指先に冷や汗がにじむ。ルフトが、肩の上で小さく姿勢を変え、爪を服に食い込ませた。痛みが、意識を現実に繋ぎ止める。
セリナは、ほんのわずか――目を細めた。
それは笑みのようでもあり、哀れみのようでもあった。
「封緘は“届いた”扱いです。形式上、任務は完了。報酬は規定通り支払われます」
言葉が、石のように胸の奥底へ落ちていく。
音を立てず、波紋も広げず、ただ重く沈殿する。
――届いた。
――じゃあ、あれは……わたしが、届けたことになるの?
――あの結末を?
「あなたの責任ではありません」
マイラの思考を先読みしたかのように、セリナが言葉を継いだ。
その声には、不思議な温度があった。
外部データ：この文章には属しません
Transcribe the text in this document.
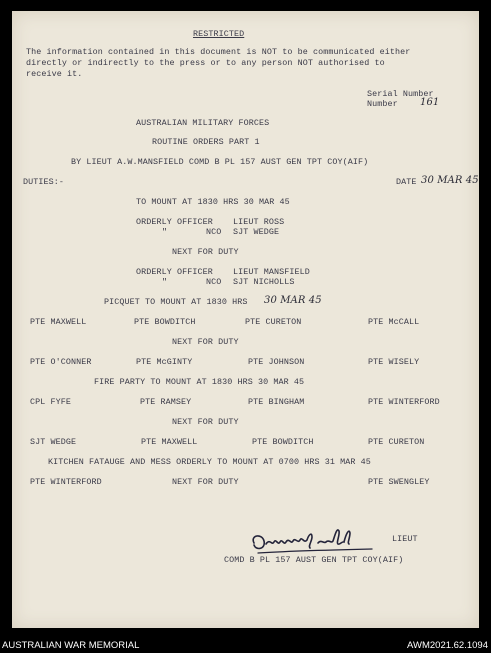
RESTRICTED
The information contained in this document is NOT to be communicated either
directly or indirectly to the press or to any person NOT authorised to
receive it.
Serial Number
Number 161
AUSTRALIAN MILITARY FORCES
ROUTINE ORDERS PART 1
BY LIEUT A.W.MANSFIELD COMD B PL 157 AUST GEN TPT COY(AIF)
DUTIES:-	DATE 30 MAR 45
TO MOUNT AT 1830 HRS 30 MAR 45
ORDERLY OFFICER LIEUT ROSS
"	NCO SJT WEDGE
NEXT FOR DUTY
ORDERLY OFFICER LIEUT MANSFIELD
"	NCO SJT NICHOLLS
PICQUET TO MOUNT AT 1830 HRS 30 MAR 45
PTE MAXWELL	PTE BOWDITCH	PTE CURETON	PTE McCALL
NEXT FOR DUTY
PTE O'CONNER	PTE McGINTY	PTE JOHNSON	PTE WISELY
FIRE PARTY TO MOUNT AT 1830 HRS 30 MAR 45
CPL FYFE	PTE RAMSEY	PTE BINGHAM	PTE WINTERFORD
NEXT FOR DUTY
SJT WEDGE	PTE MAXWELL	PTE BOWDITCH	PTE CURETON
KITCHEN FATAUGE AND MESS ORDERLY TO MOUNT AT 0700 HRS 31 MAR 45
PTE WINTERFORD	NEXT FOR DUTY	PTE SWENGLEY
LIEUT
COMD B PL 157 AUST GEN TPT COY(AIF)
AUSTRALIAN WAR MEMORIAL	AWM2021.62.1094
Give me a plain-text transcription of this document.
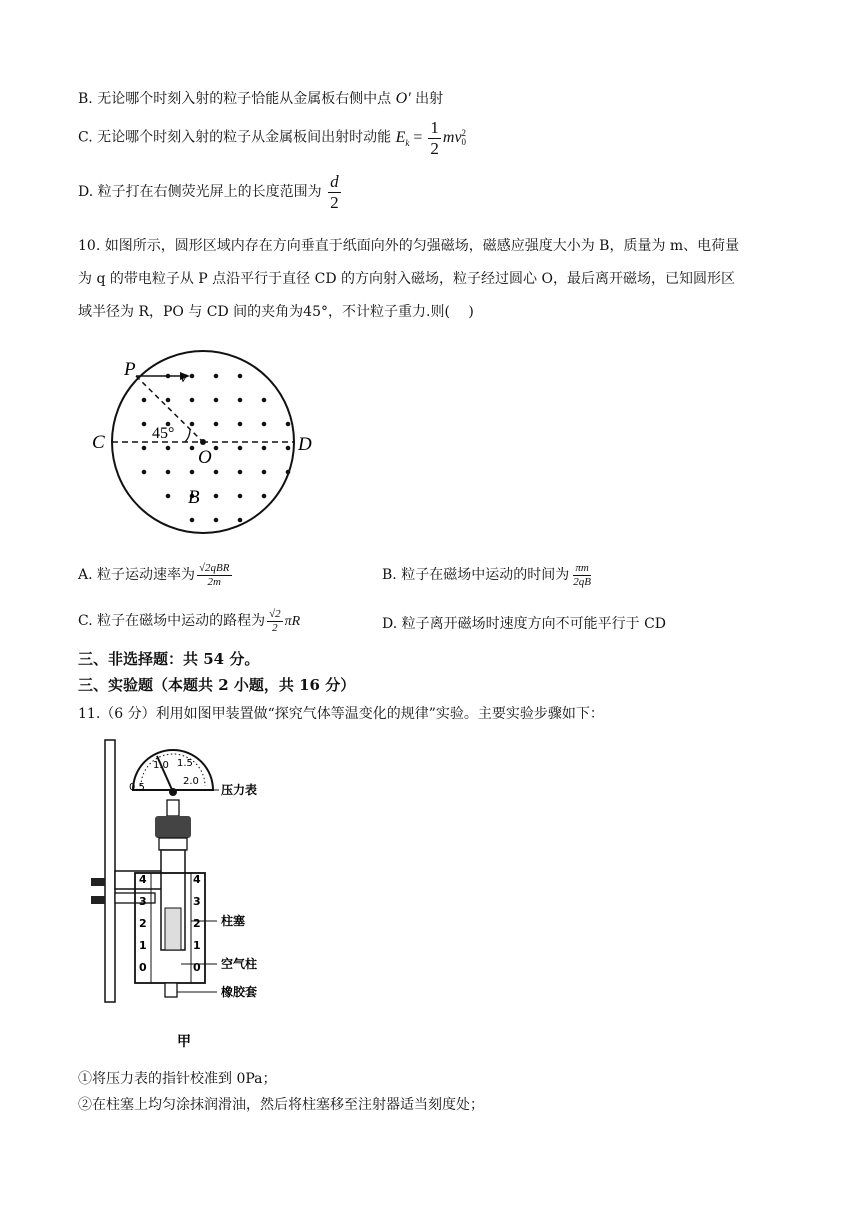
B. 无论哪个时刻入射的粒子恰能从金属板右侧中点 O′ 出射
C. 无论哪个时刻入射的粒子从金属板间出射时动能 $E_k = \frac{1}{2}$ mv 2
0
D. 粒子打在右侧荧光屏上的长度范围为 $\frac{d}{2}$
10. 如图所示，圆形区域内存在方向垂直于纸面向外的匀强磁场，磁感应强度大小为 B，质量为 m、电荷量
为 q 的带电粒子从 P 点沿平行于直径 CD 的方向射入磁场，粒子经过圆心 O，最后离开磁场，已知圆形区
域半径为 R，PO 与 CD 间的夹角为45°，不计粒子重力.则(　 )
P	v
C	D
O
B
45°
A. 粒子运动速率为 $\frac{\text{√2qBR}}{2m}$	B. 粒子在磁场中运动的时间为 $\frac{\pi m}{2qB}$
C. 粒子在磁场中运动的路程为 $\frac{√2}{2}$ πR	D. 粒子离开磁场时速度方向不可能平行于 CD
三、非选择题：共 54 分。
三、实验题（本题共 2 小题，共 16 分）
11.（6 分）利用如图甲装置做“探究气体等温变化的规律”实验。主要实验步骤如下：
0.5
1.0 1.5
2.0
压力表
4
3
2
1
0
4
3
2
1
0
柱塞
空气柱
橡胶套
甲
①将压力表的指针校准到 0Pa；
②在柱塞上均匀涂抹润滑油，然后将柱塞移至注射器适当刻度处；
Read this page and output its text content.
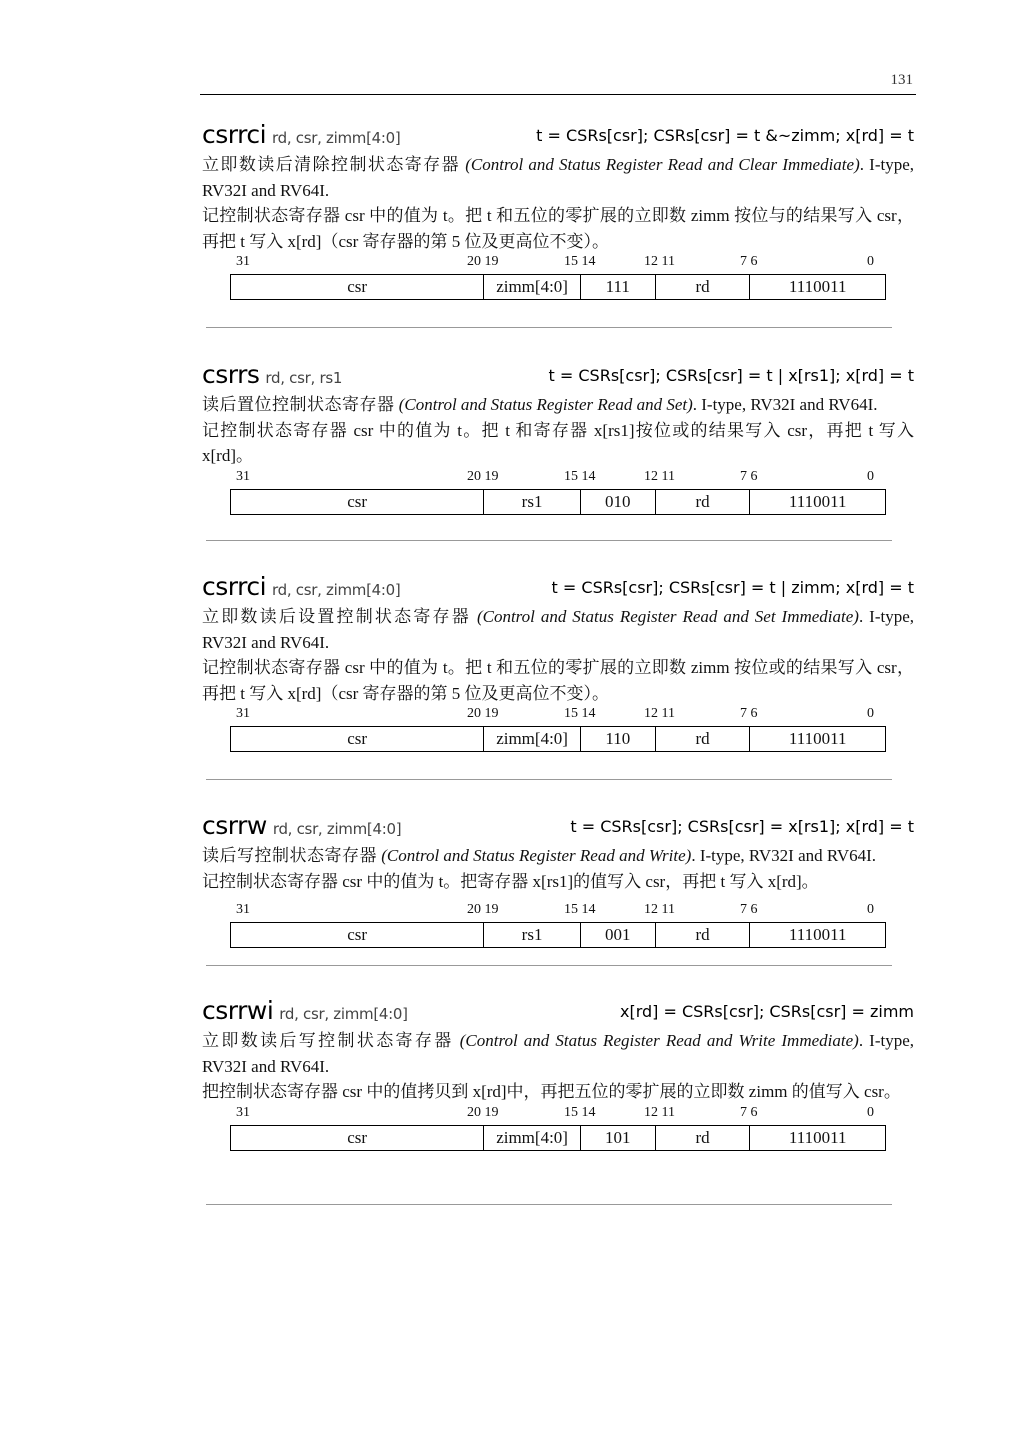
131
csrrci rd, csr, zimm[4:0]	t = CSRs[csr]; CSRs[csr] = t &~zimm; x[rd] = t
立即数读后清除控制状态寄存器 (Control and Status Register Read and Clear Immediate). I-type, RV32I and RV64I.
记控制状态寄存器 csr 中的值为 t。把 t 和五位的零扩展的立即数 zimm 按位与的结果写入 csr，再把 t 写入 x[rd]（csr 寄存器的第 5 位及更高位不变）。
31	20 19	15 14	12 11	7 6	0
csr	zimm[4:0]	111	rd	1110011
csrrs rd, csr, rs1	t = CSRs[csr]; CSRs[csr] = t | x[rs1]; x[rd] = t
读后置位控制状态寄存器 (Control and Status Register Read and Set). I-type, RV32I and RV64I.
记控制状态寄存器 csr 中的值为 t。把 t 和寄存器 x[rs1]按位或的结果写入 csr，再把 t 写入 x[rd]。
31	20 19	15 14	12 11	7 6	0
csr	rs1	010	rd	1110011
csrrci rd, csr, zimm[4:0]	t = CSRs[csr]; CSRs[csr] = t | zimm; x[rd] = t
立即数读后设置控制状态寄存器 (Control and Status Register Read and Set Immediate). I-type, RV32I and RV64I.
记控制状态寄存器 csr 中的值为 t。把 t 和五位的零扩展的立即数 zimm 按位或的结果写入 csr，再把 t 写入 x[rd]（csr 寄存器的第 5 位及更高位不变）。
31	20 19	15 14	12 11	7 6	0
csr	zimm[4:0]	110	rd	1110011
csrrw rd, csr, zimm[4:0]	t = CSRs[csr]; CSRs[csr] = x[rs1]; x[rd] = t
读后写控制状态寄存器 (Control and Status Register Read and Write). I-type, RV32I and RV64I.
记控制状态寄存器 csr 中的值为 t。把寄存器 x[rs1]的值写入 csr，再把 t 写入 x[rd]。
31	20 19	15 14	12 11	7 6	0
csr	rs1	001	rd	1110011
csrrwi rd, csr, zimm[4:0]	x[rd] = CSRs[csr]; CSRs[csr] = zimm
立即数读后写控制状态寄存器 (Control and Status Register Read and Write Immediate). I-type, RV32I and RV64I.
把控制状态寄存器 csr 中的值拷贝到 x[rd]中，再把五位的零扩展的立即数 zimm 的值写入 csr。
31	20 19	15 14	12 11	7 6	0
csr	zimm[4:0]	101	rd	1110011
薄い毛布のように、震える心へふわりと被せられる。
「ただし」
セリナがペンを置いた。カツン。硬い音が区切りを告げる。
「あなたは、“報告”を覚えておきなさい。言葉にする必要はありません。ただ、忘れないこと」
マイラは反射的に頷きかけて――止まった。
報告。それは単に出来事を羅列することではない。
“何に触れ、何を選び、何を見送ったか”を、自分自身の魂に刻み込む行為だ。
一瞬、胸の奥が万力で締め上げられるような痛みに襲われた。
――それを認めてしまったら。
――もう二度と、「知らなかった頃の自分」には戻れない。
セリナは、その迷いすらも当然の通過儀礼として受け止めるように、視線を逸らさず静かに言った。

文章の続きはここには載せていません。